One thing that is helping us get through the quarantine is a glass of red wine (or two). But what if we couldn’t have that? Not one glass of wine, or beer, or anything? That’s what some people in Mexico are experiencing. State officials in Mexico are limiting — sometimes halting — the sale of alcohol to curb the spread of the coronavirus. However, it is the desperation for alcohol that is, unfortunately, resulting in death. 

Various outlets report that at least 70 people have died in Mexico due to alcohol poisoning. Most of the deaths occurred in the state of Puebla, Yucatan, and Morelos. According to the New York Times, at least 20 people died in one small village in the state of Puebla. The problem, officials say, is that people are resorting to buying alcohol on the black market, and the substance of it, considered moonshine, isn’t made with the proper standards, even worse — not made with alcohol. 

“It’s possible to begin to speculate that with a smaller supply of regulated alcohol, there’s a larger supply of unregulated alcohol,” Gady Zabicky Sirot, director of the National Commission Against Addictions in Mexico, told the Times

The Guardian reports what happens when poison in alcohol is consumed. “Methanol is a poisonous cousin of the ethanol alcohol present in normal liquors and cannot be smelled or tasted in drinks. It causes delayed organ and brain damage, and its symptoms include chest pain, nausea, hyperventilation, blindness and even coma.”

Mexican government officials banned the sale of alcohol, which meant closing up bars and breweries in order to stop people from gathering in these locations.
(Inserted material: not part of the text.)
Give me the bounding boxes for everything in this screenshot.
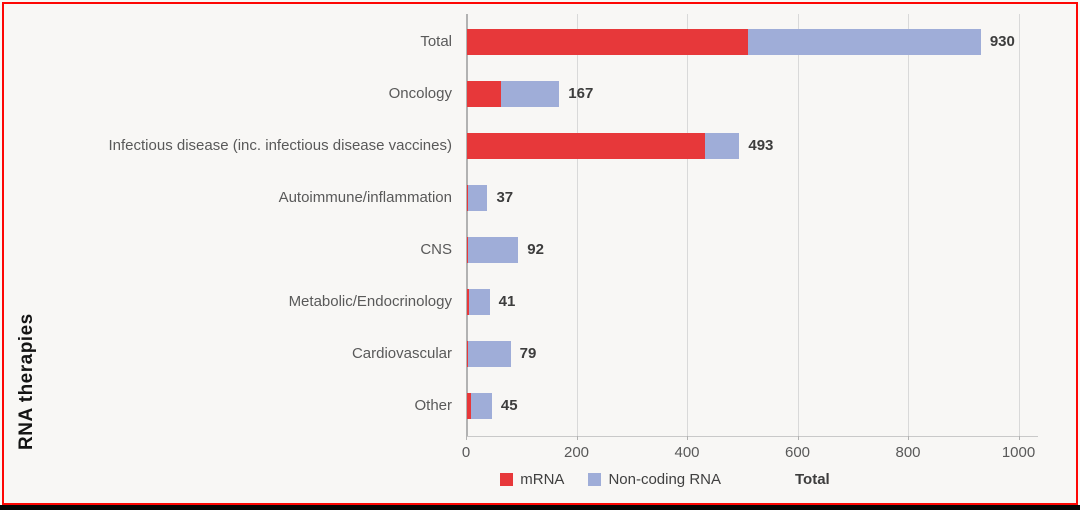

They also stopped selling alcohol in stores to prevent people from hosting parties and gatherings with friends.

“In late April, 25 people died in the state of Jalisco after drinking a cheap brand of cane alcohol known as “El Chorrito,” the Guardian reported. “And local media reported another seven people died of methanol poisoning recently in the Yucatán village of Acanceh, but authorities did not immediately respond to requests for information to confirm that incident.”

It’s unclear if this ban is helping curb the spread of the coronavirus in the country, but according to figures, Mexico’s cases, compared to other countries, is relatively low. However, those numbers are being questioned. 

The numbers do not appear to reflect the death toll for certain,” Donna Patterson, an expert on Mexico’s health care system at Delaware State University, told Vox. “At the federal level, the numbers aren’t being reported accurately.”